Aspen four-lane effort denied |

Aspen four-lane effort denied

ASPEN ” A Pitkin County judge has denied four-­lane advocate Jeffrey Evans’ two city ballot initiatives calling for permanent solutions at the Entrance to Aspen.

Pitkin County District Judge Gail Nichols ruled this week that Evans’ peti­tions are administrative actions, not leg­islative. An administrative action is a mat­ter for government staff; a legislative action is a matter for a legislative body, such as a city council.

Residents can introduce ballot ques­tions over a legislative issue, but not over an administrative matter, and that was the substance of the dispute.

Judge Nichols upheld an October 2007 ruling by Karen Goldman, a Lakewood-­based administrative hearing officer who deemed the two ballot measures adminis­trative.

Nichols’ ruling also was in line with Les Holst, Clifford Weiss and Terry Paulson, who protested the ballot questions, claim­ing that the proposals were administrative actions and not appropriate for a resident­spawned vote. Evans and Curtis Vagneur in August of 2007 proposed two ballot questions ask­ing voters to decide on two four-lane solu­tions to the traffic on Highway 82 as it enters Aspen, which would involve using the Marolt Open Space.

“Petitioners cannot force, or require, the city to convey an interest in open space property to CDOT on conditions ” peti­tioners can only obtain voter approval for such a conveyance,” according to Nichols’ ruling. “… conveyance of property is an administrative function and [the city char­ter] does not give voters the authority to direct or require City Council to con­vey property; it only gives the voters the right to approve such a con­veyance … Even if the court ignores the conveyance language, the peti­tions do not simply propose a change of use for the open space ” they require a specific, detailed design for a highway.”

Evans said he is relieved of Nichols’ ruling and is ready to take the issue to the next level.

“We’re relieved to finally be out of the district court since it’s not very likely that a district court would over rule a local government,” he said. ” Now we’ll put together an appeal and go the appellate court where we should have been at from the begin­ning.”

City Attorney John Worcester said he’s pleased with Nichols’ decision, especially since she took great effort in examining a complex case as a rel­atively new judge ” she was sworn in this past summer.

“It’s the first decision we’ve got from a new judge and it was quite clear she was thorough and was con­scientious,” he said.

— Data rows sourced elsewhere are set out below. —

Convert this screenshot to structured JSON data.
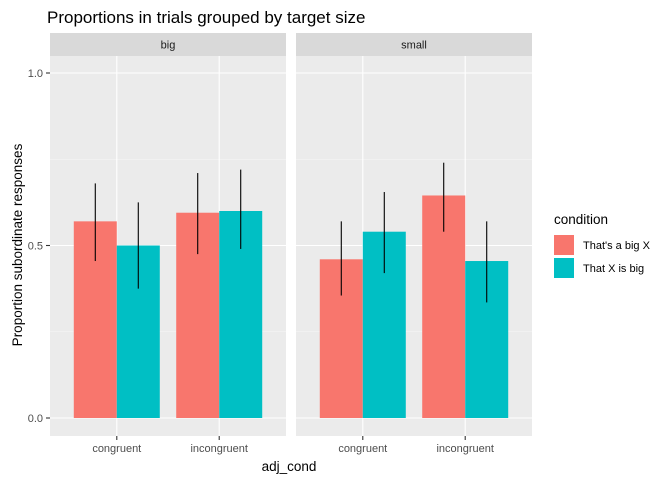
{
  "chart_data": {
    "type": "bar",
    "title": "Proportions in trials grouped by target size",
    "xlabel": "adj_cond",
    "ylabel": "Proportion subordinate responses",
    "ylim": [
      0,
      1.05
    ],
    "yticks": [
      "0.0",
      "0.5",
      "1.0"
    ],
    "categories": [
      "congruent",
      "incongruent"
    ],
    "facets": [
      "big",
      "small"
    ],
    "legend": {
      "title": "condition",
      "position": "right",
      "entries": [
        "That's a big X",
        "That X is big"
      ]
    },
    "colors": {
      "That's a big X": "#F8766D",
      "That X is big": "#00BFC4"
    },
    "grid": true,
    "panels": [
      {
        "facet": "big",
        "series": [
          {
            "name": "That's a big X",
            "values": [
              0.57,
              0.595
            ],
            "lower": [
              0.455,
              0.475
            ],
            "upper": [
              0.68,
              0.71
            ]
          },
          {
            "name": "That X is big",
            "values": [
              0.5,
              0.6
            ],
            "lower": [
              0.375,
              0.49
            ],
            "upper": [
              0.625,
              0.72
            ]
          }
        ]
      },
      {
        "facet": "small",
        "series": [
          {
            "name": "That's a big X",
            "values": [
              0.46,
              0.645
            ],
            "lower": [
              0.355,
              0.54
            ],
            "upper": [
              0.57,
              0.74
            ]
          },
          {
            "name": "That X is big",
            "values": [
              0.54,
              0.455
            ],
            "lower": [
              0.42,
              0.335
            ],
            "upper": [
              0.655,
              0.57
            ]
          }
        ]
      }
    ]
  }
}
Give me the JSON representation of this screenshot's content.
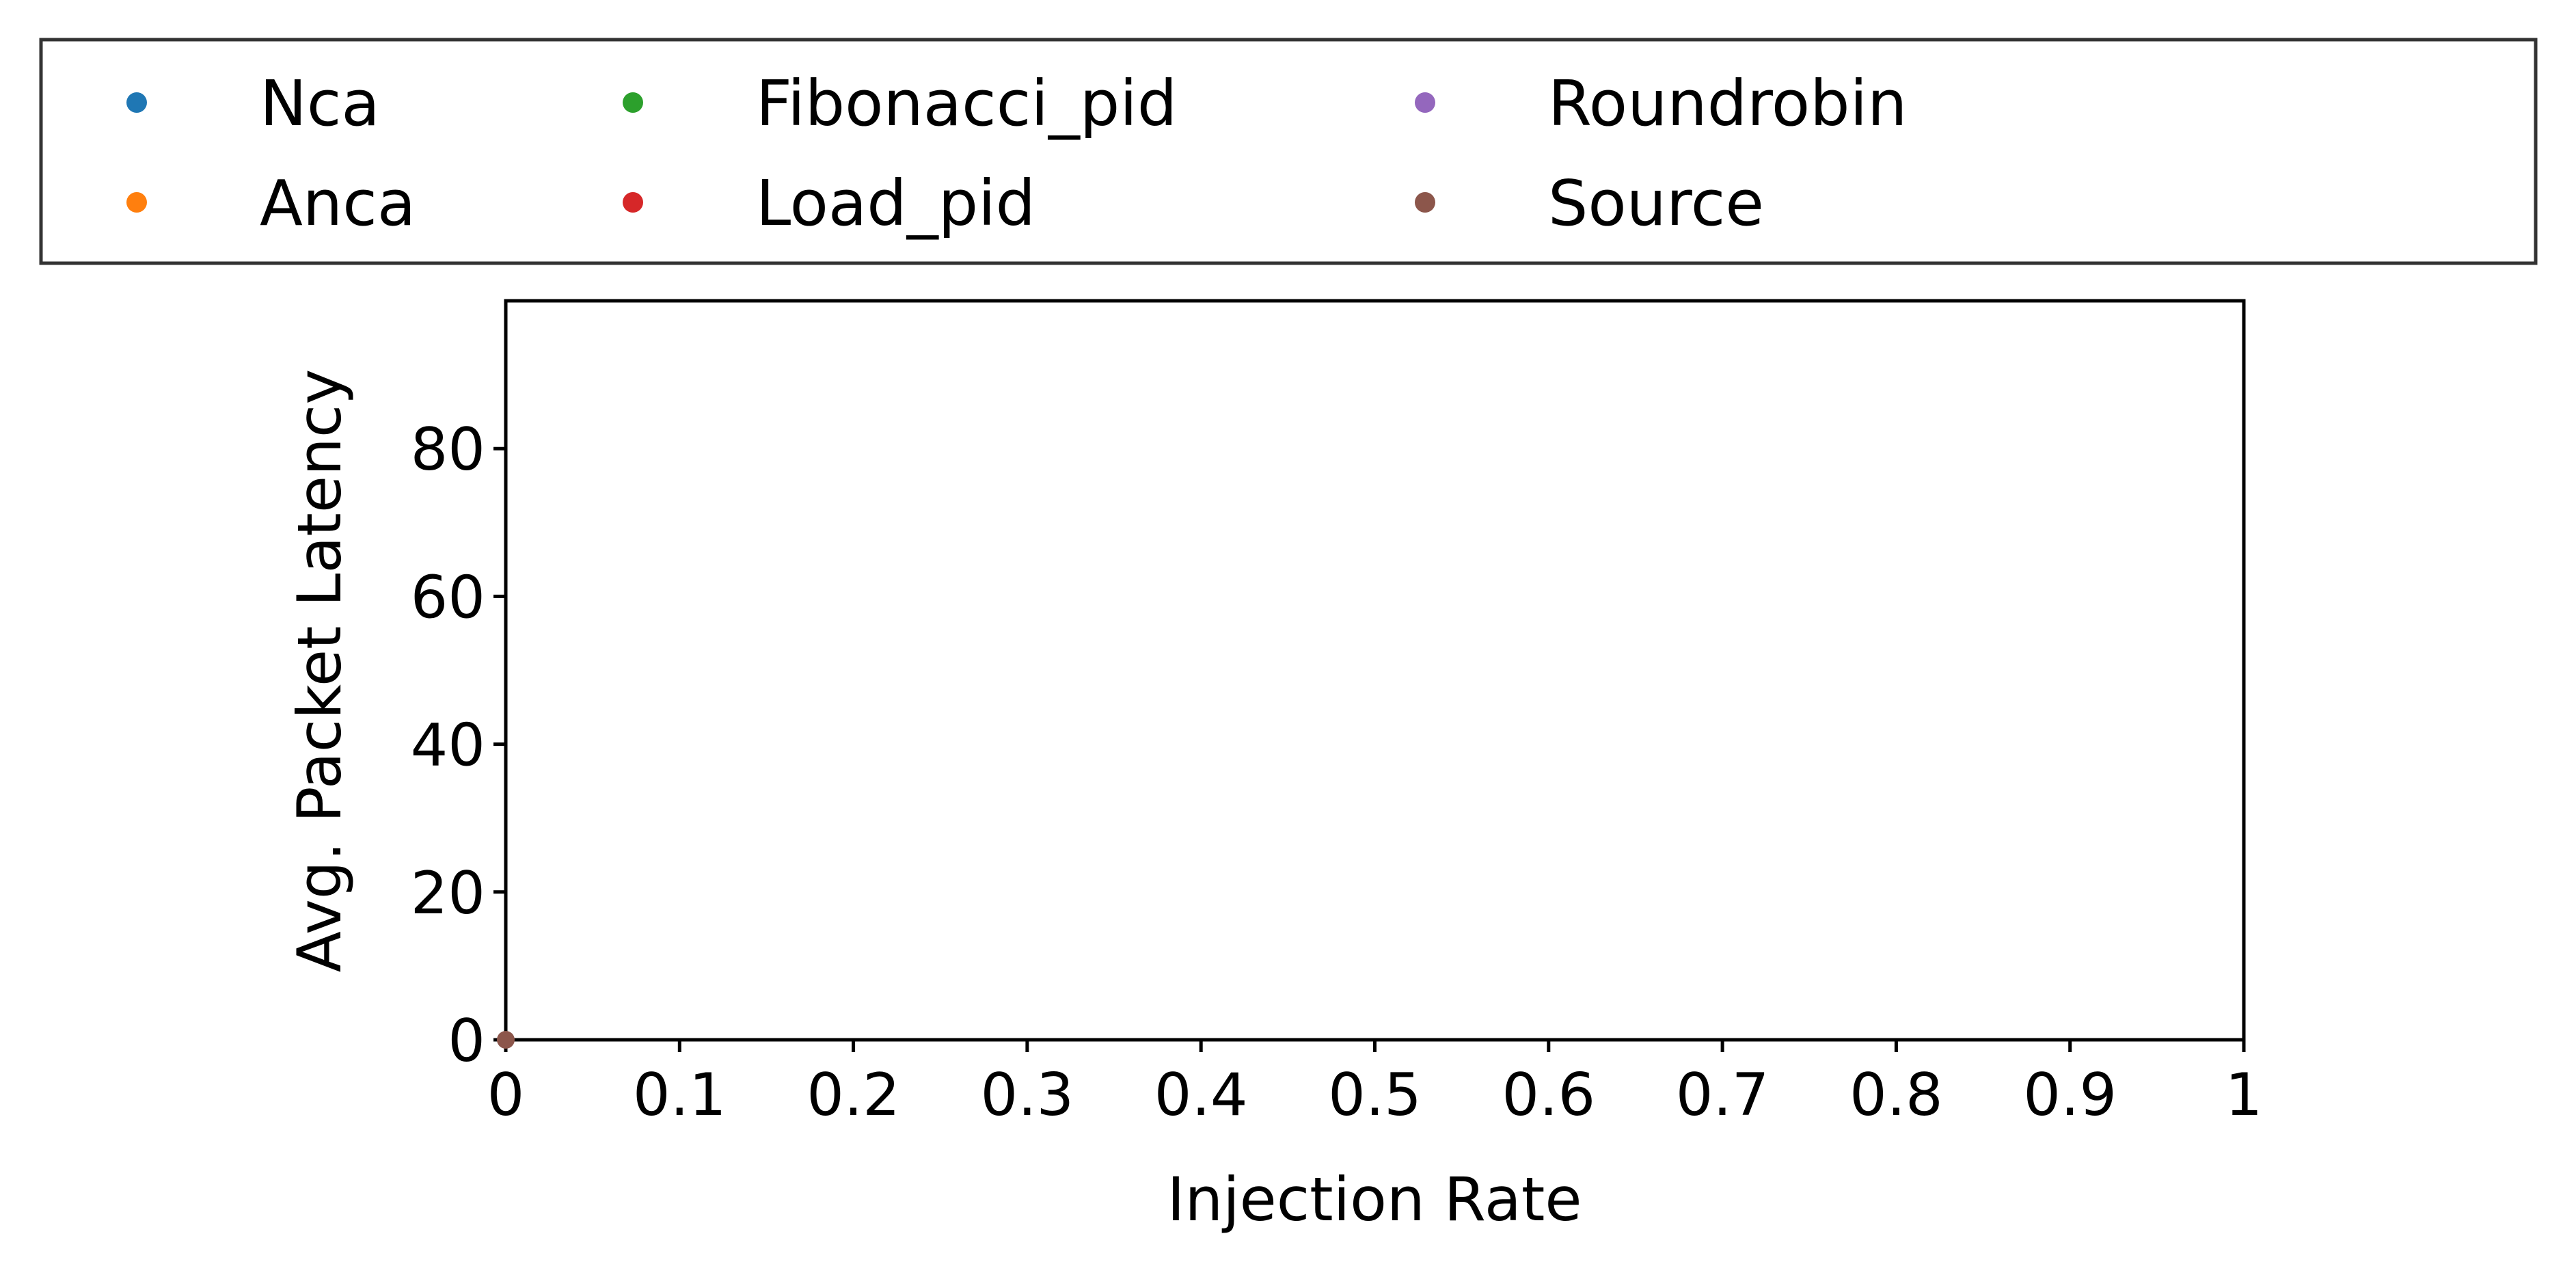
{
  "chart_data": {
    "type": "scatter",
    "xlabel": "Injection Rate",
    "ylabel": "Avg. Packet Latency",
    "xlim": [
      0,
      1
    ],
    "ylim": [
      0,
      100
    ],
    "x_ticks": [
      0,
      0.1,
      0.2,
      0.3,
      0.4,
      0.5,
      0.6,
      0.7,
      0.8,
      0.9,
      1
    ],
    "x_tick_labels": [
      "0",
      "0.1",
      "0.2",
      "0.3",
      "0.4",
      "0.5",
      "0.6",
      "0.7",
      "0.8",
      "0.9",
      "1"
    ],
    "y_ticks": [
      0,
      20,
      40,
      60,
      80
    ],
    "y_tick_labels": [
      "0",
      "20",
      "40",
      "60",
      "80"
    ],
    "grid": false,
    "legend_position": "top, outside the plot",
    "series": [
      {
        "name": "Nca",
        "color": "#1f77b4",
        "x": [],
        "y": []
      },
      {
        "name": "Anca",
        "color": "#ff7f0e",
        "x": [],
        "y": []
      },
      {
        "name": "Fibonacci_pid",
        "color": "#2ca02c",
        "x": [],
        "y": []
      },
      {
        "name": "Load_pid",
        "color": "#d62728",
        "x": [],
        "y": []
      },
      {
        "name": "Roundrobin",
        "color": "#9467bd",
        "x": [],
        "y": []
      },
      {
        "name": "Source",
        "color": "#8c564b",
        "x": [
          0
        ],
        "y": [
          0
        ]
      }
    ]
  }
}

Nichols also noted that she recog­nizes the frustration of the petition­ers, since there have been more than two dozen votes on the Entrance of Aspen issue.

Evans said if the Entrance to Aspen is ever going to get resolved, it must take leadership.

“If the residents of Aspen are tired of this then they should just elect three people on the City Council who will put these initiatives on the ball­ot,” he said.